FRAMINGHAM (01/16/2004) - That information technology is not a hot-button political issue in this year's election shouldn't surprise anyone. Politicians, like the rest of us, are driven by what they can measure, and basic data barely exists upon which they can take a stand on IT issues. The Census Bureau, which gathers most of the data on U.S. business activity, requested funds for the first detailed annual survey of corporate IT expenditures only last year.
Furthermore, there isn't an obvious constituency for technology policy the way there is for and against gun control. The voice listened to most often on any IT issue is that of vendors, whose views are shaped by what's best for their business.
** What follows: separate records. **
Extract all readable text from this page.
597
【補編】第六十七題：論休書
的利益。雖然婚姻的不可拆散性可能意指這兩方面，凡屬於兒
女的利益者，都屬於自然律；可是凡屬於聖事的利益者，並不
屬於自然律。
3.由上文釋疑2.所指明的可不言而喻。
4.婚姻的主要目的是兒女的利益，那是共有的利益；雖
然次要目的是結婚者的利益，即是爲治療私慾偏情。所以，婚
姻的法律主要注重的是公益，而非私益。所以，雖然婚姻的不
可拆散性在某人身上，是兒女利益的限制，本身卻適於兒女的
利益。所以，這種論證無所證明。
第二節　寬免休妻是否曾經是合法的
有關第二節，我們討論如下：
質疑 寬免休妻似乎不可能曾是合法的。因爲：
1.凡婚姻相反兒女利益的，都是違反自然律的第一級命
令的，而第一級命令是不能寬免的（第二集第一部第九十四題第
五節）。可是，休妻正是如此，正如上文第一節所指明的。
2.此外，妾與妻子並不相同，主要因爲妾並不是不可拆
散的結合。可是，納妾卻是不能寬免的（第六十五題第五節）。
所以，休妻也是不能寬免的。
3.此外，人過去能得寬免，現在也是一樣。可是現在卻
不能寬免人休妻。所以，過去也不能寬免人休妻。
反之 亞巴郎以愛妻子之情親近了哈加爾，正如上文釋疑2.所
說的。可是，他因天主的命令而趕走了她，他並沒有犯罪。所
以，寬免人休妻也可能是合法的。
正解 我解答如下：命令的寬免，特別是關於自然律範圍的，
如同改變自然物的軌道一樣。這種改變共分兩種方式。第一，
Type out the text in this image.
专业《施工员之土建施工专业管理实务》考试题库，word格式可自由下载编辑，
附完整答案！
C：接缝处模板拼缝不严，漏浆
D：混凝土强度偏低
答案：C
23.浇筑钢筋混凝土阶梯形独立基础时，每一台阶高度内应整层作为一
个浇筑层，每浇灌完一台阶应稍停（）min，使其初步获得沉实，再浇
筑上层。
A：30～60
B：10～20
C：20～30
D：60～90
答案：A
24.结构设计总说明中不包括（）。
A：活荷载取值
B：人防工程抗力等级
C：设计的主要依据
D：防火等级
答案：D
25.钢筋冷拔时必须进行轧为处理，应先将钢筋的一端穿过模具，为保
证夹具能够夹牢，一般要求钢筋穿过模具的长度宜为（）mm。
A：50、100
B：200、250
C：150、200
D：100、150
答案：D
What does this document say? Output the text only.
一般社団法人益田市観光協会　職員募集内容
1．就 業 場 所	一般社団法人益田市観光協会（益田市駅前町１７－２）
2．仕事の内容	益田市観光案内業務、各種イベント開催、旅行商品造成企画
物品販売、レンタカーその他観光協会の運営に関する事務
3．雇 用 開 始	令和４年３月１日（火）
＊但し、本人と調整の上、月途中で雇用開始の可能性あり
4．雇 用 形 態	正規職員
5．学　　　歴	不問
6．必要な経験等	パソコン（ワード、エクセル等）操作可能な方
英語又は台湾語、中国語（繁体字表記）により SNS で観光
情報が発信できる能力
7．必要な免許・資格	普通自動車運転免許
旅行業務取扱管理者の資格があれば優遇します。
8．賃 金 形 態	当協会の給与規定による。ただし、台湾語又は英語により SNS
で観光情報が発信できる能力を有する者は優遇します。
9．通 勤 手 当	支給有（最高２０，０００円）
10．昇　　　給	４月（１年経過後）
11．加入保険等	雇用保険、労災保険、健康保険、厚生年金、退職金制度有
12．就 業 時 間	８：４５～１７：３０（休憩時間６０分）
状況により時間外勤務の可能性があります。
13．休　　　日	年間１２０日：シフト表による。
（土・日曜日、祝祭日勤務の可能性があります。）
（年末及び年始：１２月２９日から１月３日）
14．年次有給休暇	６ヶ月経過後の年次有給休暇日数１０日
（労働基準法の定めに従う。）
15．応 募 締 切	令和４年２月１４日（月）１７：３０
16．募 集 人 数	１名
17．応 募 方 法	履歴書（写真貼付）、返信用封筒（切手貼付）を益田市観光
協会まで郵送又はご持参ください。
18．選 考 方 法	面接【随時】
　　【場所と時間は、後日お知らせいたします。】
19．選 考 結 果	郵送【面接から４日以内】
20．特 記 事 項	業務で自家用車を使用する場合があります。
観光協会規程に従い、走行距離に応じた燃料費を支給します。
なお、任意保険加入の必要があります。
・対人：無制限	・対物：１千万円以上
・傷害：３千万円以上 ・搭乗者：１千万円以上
If those views happen to align with your business or the public good, you get, as the consultants would say, some nice synergy there.
What this means is that a lot of policy decisions that affect how we buy, sell, use (and are used by) IT have been made without much notice, and even less input, from most of us. As Staff Writer Ben Worthen tells us in "The Next President's IT Agenda", we ignore the politics of IT at our own peril. There's no question that the next president will chart the course of IT for years to come. There is only the question of whether those decisions will be to our benefit or detriment. Will they keep our country secure? Help your company prosper? Protect our privacy?
As an expert in the uses, abuses, promises and failures of IT, you have plenty to contribute to the policy-making process, starting with your vote. Turn to "Where the Candidates Stand" to find out what our team of writers and editors discovered about this year's contenders' top IT policy views. Factor that information into your vote, whether in the primaries this winter and spring or the final election Nov. 2.
But don't stop there. Weigh in on regulations and legislation. Get to know your congressman and senators -- whether it's as a CIO representing your company or as a citizen with an expert opinion. Our future depends on it.